Okay. Thanks very much. Our next question comes from the line of Alex Rigel with B. Reilly. Please just hear their questions.
Gary, can you help us understand inflationary pressures on margins over the next couple quarters?
You know, based on Ron's comment right there on these mega projects that are being bid, we're putting in escalation clauses. We try to do that on the, we'll say, the medium, smaller projects as well, those where we're unsuccessful to do that. Then we try to make sure that we have as much contingency in there to cover those type things. So we think that the margins should be not significantly impacted by inflation. Alex?
And then Ron, can you provide a target for cash collection in the second half of the year?
It'll be very significant. I'd rather not be specific because there's so many factors involved, but it will not be trivial.
Yeah. Would you characterize the first half of the year to have been a significant cash flow collection period?
Well, if the six months was the biggest cash flow we've had in the last 14 years, for an entire year, I'd call it significant.

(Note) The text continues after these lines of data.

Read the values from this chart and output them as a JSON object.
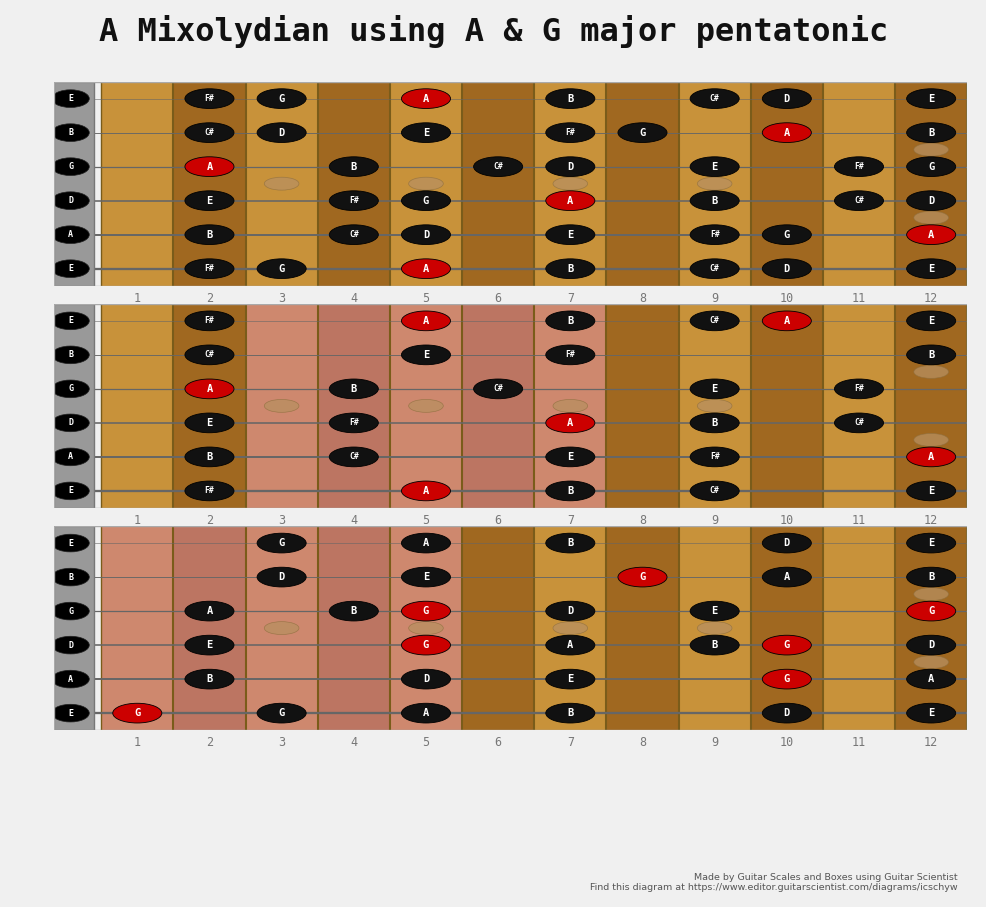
{
  "title": "A Mixolydian using A & G major pentatonic",
  "bg_color": "#f0f0f0",
  "fretboard_light": "#c8923a",
  "fretboard_dark": "#a06820",
  "nut_color": "#999999",
  "fret_color": "#7a5c1a",
  "string_color": "#666666",
  "highlight_pink": "#d4809a",
  "dot_color": "#b89060",
  "num_frets": 12,
  "num_strings": 6,
  "open_notes": [
    "E",
    "B",
    "G",
    "D",
    "A",
    "E"
  ],
  "diagrams": [
    {
      "highlight_frets": null,
      "notes": [
        {
          "string": 0,
          "fret": 2,
          "note": "F#",
          "color": "black"
        },
        {
          "string": 0,
          "fret": 3,
          "note": "G",
          "color": "black"
        },
        {
          "string": 0,
          "fret": 5,
          "note": "A",
          "color": "red"
        },
        {
          "string": 0,
          "fret": 7,
          "note": "B",
          "color": "black"
        },
        {
          "string": 0,
          "fret": 9,
          "note": "C#",
          "color": "black"
        },
        {
          "string": 0,
          "fret": 10,
          "note": "D",
          "color": "black"
        },
        {
          "string": 0,
          "fret": 12,
          "note": "E",
          "color": "black"
        },
        {
          "string": 1,
          "fret": 2,
          "note": "C#",
          "color": "black"
        },
        {
          "string": 1,
          "fret": 3,
          "note": "D",
          "color": "black"
        },
        {
          "string": 1,
          "fret": 5,
          "note": "E",
          "color": "black"
        },
        {
          "string": 1,
          "fret": 7,
          "note": "F#",
          "color": "black"
        },
        {
          "string": 1,
          "fret": 8,
          "note": "G",
          "color": "black"
        },
        {
          "string": 1,
          "fret": 10,
          "note": "A",
          "color": "red"
        },
        {
          "string": 1,
          "fret": 12,
          "note": "B",
          "color": "black"
        },
        {
          "string": 2,
          "fret": 2,
          "note": "A",
          "color": "red"
        },
        {
          "string": 2,
          "fret": 4,
          "note": "B",
          "color": "black"
        },
        {
          "string": 2,
          "fret": 6,
          "note": "C#",
          "color": "black"
        },
        {
          "string": 2,
          "fret": 7,
          "note": "D",
          "color": "black"
        },
        {
          "string": 2,
          "fret": 9,
          "note": "E",
          "color": "black"
        },
        {
          "string": 2,
          "fret": 11,
          "note": "F#",
          "color": "black"
        },
        {
          "string": 2,
          "fret": 12,
          "note": "G",
          "color": "black"
        },
        {
          "string": 3,
          "fret": 2,
          "note": "E",
          "color": "black"
        },
        {
          "string": 3,
          "fret": 4,
          "note": "F#",
          "color": "black"
        },
        {
          "string": 3,
          "fret": 5,
          "note": "G",
          "color": "black"
        },
        {
          "string": 3,
          "fret": 7,
          "note": "A",
          "color": "red"
        },
        {
          "string": 3,
          "fret": 9,
          "note": "B",
          "color": "black"
        },
        {
          "string": 3,
          "fret": 11,
          "note": "C#",
          "color": "black"
        },
        {
          "string": 3,
          "fret": 12,
          "note": "D",
          "color": "black"
        },
        {
          "string": 4,
          "fret": 2,
          "note": "B",
          "color": "black"
        },
        {
          "string": 4,
          "fret": 4,
          "note": "C#",
          "color": "black"
        },
        {
          "string": 4,
          "fret": 5,
          "note": "D",
          "color": "black"
        },
        {
          "string": 4,
          "fret": 7,
          "note": "E",
          "color": "black"
        },
        {
          "string": 4,
          "fret": 9,
          "note": "F#",
          "color": "black"
        },
        {
          "string": 4,
          "fret": 10,
          "note": "G",
          "color": "black"
        },
        {
          "string": 4,
          "fret": 12,
          "note": "A",
          "color": "red"
        },
        {
          "string": 5,
          "fret": 2,
          "note": "F#",
          "color": "black"
        },
        {
          "string": 5,
          "fret": 3,
          "note": "G",
          "color": "black"
        },
        {
          "string": 5,
          "fret": 5,
          "note": "A",
          "color": "red"
        },
        {
          "string": 5,
          "fret": 7,
          "note": "B",
          "color": "black"
        },
        {
          "string": 5,
          "fret": 9,
          "note": "C#",
          "color": "black"
        },
        {
          "string": 5,
          "fret": 10,
          "note": "D",
          "color": "black"
        },
        {
          "string": 5,
          "fret": 12,
          "note": "E",
          "color": "black"
        }
      ],
      "dots": [
        {
          "fret": 3,
          "string_mid": 2.5
        },
        {
          "fret": 5,
          "string_mid": 2.5
        },
        {
          "fret": 7,
          "string_mid": 2.5
        },
        {
          "fret": 9,
          "string_mid": 2.5
        },
        {
          "fret": 12,
          "string_mid": 1.5
        },
        {
          "fret": 12,
          "string_mid": 3.5
        }
      ]
    },
    {
      "highlight_frets": [
        3,
        7
      ],
      "notes": [
        {
          "string": 0,
          "fret": 2,
          "note": "F#",
          "color": "black"
        },
        {
          "string": 0,
          "fret": 5,
          "note": "A",
          "color": "red"
        },
        {
          "string": 0,
          "fret": 7,
          "note": "B",
          "color": "black"
        },
        {
          "string": 0,
          "fret": 9,
          "note": "C#",
          "color": "black"
        },
        {
          "string": 0,
          "fret": 10,
          "note": "A",
          "color": "red"
        },
        {
          "string": 0,
          "fret": 12,
          "note": "E",
          "color": "black"
        },
        {
          "string": 1,
          "fret": 2,
          "note": "C#",
          "color": "black"
        },
        {
          "string": 1,
          "fret": 5,
          "note": "E",
          "color": "black"
        },
        {
          "string": 1,
          "fret": 7,
          "note": "F#",
          "color": "black"
        },
        {
          "string": 1,
          "fret": 12,
          "note": "B",
          "color": "black"
        },
        {
          "string": 2,
          "fret": 2,
          "note": "A",
          "color": "red"
        },
        {
          "string": 2,
          "fret": 4,
          "note": "B",
          "color": "black"
        },
        {
          "string": 2,
          "fret": 6,
          "note": "C#",
          "color": "black"
        },
        {
          "string": 2,
          "fret": 9,
          "note": "E",
          "color": "black"
        },
        {
          "string": 2,
          "fret": 11,
          "note": "F#",
          "color": "black"
        },
        {
          "string": 3,
          "fret": 2,
          "note": "E",
          "color": "black"
        },
        {
          "string": 3,
          "fret": 4,
          "note": "F#",
          "color": "black"
        },
        {
          "string": 3,
          "fret": 7,
          "note": "A",
          "color": "red"
        },
        {
          "string": 3,
          "fret": 9,
          "note": "B",
          "color": "black"
        },
        {
          "string": 3,
          "fret": 11,
          "note": "C#",
          "color": "black"
        },
        {
          "string": 4,
          "fret": 2,
          "note": "B",
          "color": "black"
        },
        {
          "string": 4,
          "fret": 4,
          "note": "C#",
          "color": "black"
        },
        {
          "string": 4,
          "fret": 7,
          "note": "E",
          "color": "black"
        },
        {
          "string": 4,
          "fret": 9,
          "note": "F#",
          "color": "black"
        },
        {
          "string": 4,
          "fret": 12,
          "note": "A",
          "color": "red"
        },
        {
          "string": 5,
          "fret": 2,
          "note": "F#",
          "color": "black"
        },
        {
          "string": 5,
          "fret": 5,
          "note": "A",
          "color": "red"
        },
        {
          "string": 5,
          "fret": 7,
          "note": "B",
          "color": "black"
        },
        {
          "string": 5,
          "fret": 9,
          "note": "C#",
          "color": "black"
        },
        {
          "string": 5,
          "fret": 12,
          "note": "E",
          "color": "black"
        }
      ],
      "dots": [
        {
          "fret": 3,
          "string_mid": 2.5
        },
        {
          "fret": 5,
          "string_mid": 2.5
        },
        {
          "fret": 7,
          "string_mid": 2.5
        },
        {
          "fret": 9,
          "string_mid": 2.5
        },
        {
          "fret": 12,
          "string_mid": 1.5
        },
        {
          "fret": 12,
          "string_mid": 3.5
        }
      ]
    },
    {
      "highlight_frets": [
        1,
        5
      ],
      "notes": [
        {
          "string": 0,
          "fret": 3,
          "note": "G",
          "color": "black"
        },
        {
          "string": 0,
          "fret": 5,
          "note": "A",
          "color": "black"
        },
        {
          "string": 0,
          "fret": 7,
          "note": "B",
          "color": "black"
        },
        {
          "string": 0,
          "fret": 10,
          "note": "D",
          "color": "black"
        },
        {
          "string": 0,
          "fret": 12,
          "note": "E",
          "color": "black"
        },
        {
          "string": 1,
          "fret": 3,
          "note": "D",
          "color": "black"
        },
        {
          "string": 1,
          "fret": 5,
          "note": "E",
          "color": "black"
        },
        {
          "string": 1,
          "fret": 8,
          "note": "G",
          "color": "red"
        },
        {
          "string": 1,
          "fret": 10,
          "note": "A",
          "color": "black"
        },
        {
          "string": 1,
          "fret": 12,
          "note": "B",
          "color": "black"
        },
        {
          "string": 2,
          "fret": 2,
          "note": "A",
          "color": "black"
        },
        {
          "string": 2,
          "fret": 4,
          "note": "B",
          "color": "black"
        },
        {
          "string": 2,
          "fret": 5,
          "note": "G",
          "color": "red"
        },
        {
          "string": 2,
          "fret": 7,
          "note": "D",
          "color": "black"
        },
        {
          "string": 2,
          "fret": 9,
          "note": "E",
          "color": "black"
        },
        {
          "string": 2,
          "fret": 12,
          "note": "G",
          "color": "red"
        },
        {
          "string": 3,
          "fret": 2,
          "note": "E",
          "color": "black"
        },
        {
          "string": 3,
          "fret": 5,
          "note": "G",
          "color": "red"
        },
        {
          "string": 3,
          "fret": 7,
          "note": "A",
          "color": "black"
        },
        {
          "string": 3,
          "fret": 9,
          "note": "B",
          "color": "black"
        },
        {
          "string": 3,
          "fret": 10,
          "note": "G",
          "color": "red"
        },
        {
          "string": 3,
          "fret": 12,
          "note": "D",
          "color": "black"
        },
        {
          "string": 4,
          "fret": 2,
          "note": "B",
          "color": "black"
        },
        {
          "string": 4,
          "fret": 5,
          "note": "D",
          "color": "black"
        },
        {
          "string": 4,
          "fret": 7,
          "note": "E",
          "color": "black"
        },
        {
          "string": 4,
          "fret": 10,
          "note": "G",
          "color": "red"
        },
        {
          "string": 4,
          "fret": 12,
          "note": "A",
          "color": "black"
        },
        {
          "string": 5,
          "fret": 1,
          "note": "G",
          "color": "red"
        },
        {
          "string": 5,
          "fret": 3,
          "note": "G",
          "color": "black"
        },
        {
          "string": 5,
          "fret": 5,
          "note": "A",
          "color": "black"
        },
        {
          "string": 5,
          "fret": 7,
          "note": "B",
          "color": "black"
        },
        {
          "string": 5,
          "fret": 10,
          "note": "D",
          "color": "black"
        },
        {
          "string": 5,
          "fret": 12,
          "note": "E",
          "color": "black"
        }
      ],
      "dots": [
        {
          "fret": 3,
          "string_mid": 2.5
        },
        {
          "fret": 5,
          "string_mid": 2.5
        },
        {
          "fret": 7,
          "string_mid": 2.5
        },
        {
          "fret": 9,
          "string_mid": 2.5
        },
        {
          "fret": 12,
          "string_mid": 1.5
        },
        {
          "fret": 12,
          "string_mid": 3.5
        }
      ]
    }
  ],
  "footer1": "Made by Guitar Scales and Boxes using Guitar Scientist",
  "footer2": "Find this diagram at https://www.editor.guitarscientist.com/diagrams/icschyw"
}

Alex, I reiterate what Ron is saying. I agree totally. It's so unpredictable with the timing of some of these settlements that are ongoing and when certain arbitration litigation activities will take place in order to know exactly what quarter certain cash collections will fall. But if you broaden the horizon, And, you know, Ron talked about cleaning up, you know, these significant unbuilds as we progress through this year and through next year. If you look at where our market cap is now, and you say over the next year, maybe even if you go next year, year and a half, and we're going to collect cash that exceeds our market cap, at least that's what we firmly believe. That's our expectation. So, you know, that's another way to look at it to give you some type of scale over a longer term. But, again, we don't want to – provide an estimate for a shorter term because of the volatility or the uncertainty with respect to how long it actually takes to close in on some of these items.
Thank you.
You're welcome.
The next question is from the line of Brent Thalman with DA Davidson. Please proceed with your question.
My questions have been asked. Thanks, guys. Best of luck. Thank you. Thank you. At this time, if no additional questions, I would like to turn the floor back to management for further remarks.
Thank you, everyone. Hopefully, we've answered whatever questions you had, and we'll talk to you the next quarter. This concludes today's conference.
You may disconnect your lines at this time, and we thank you for your participation.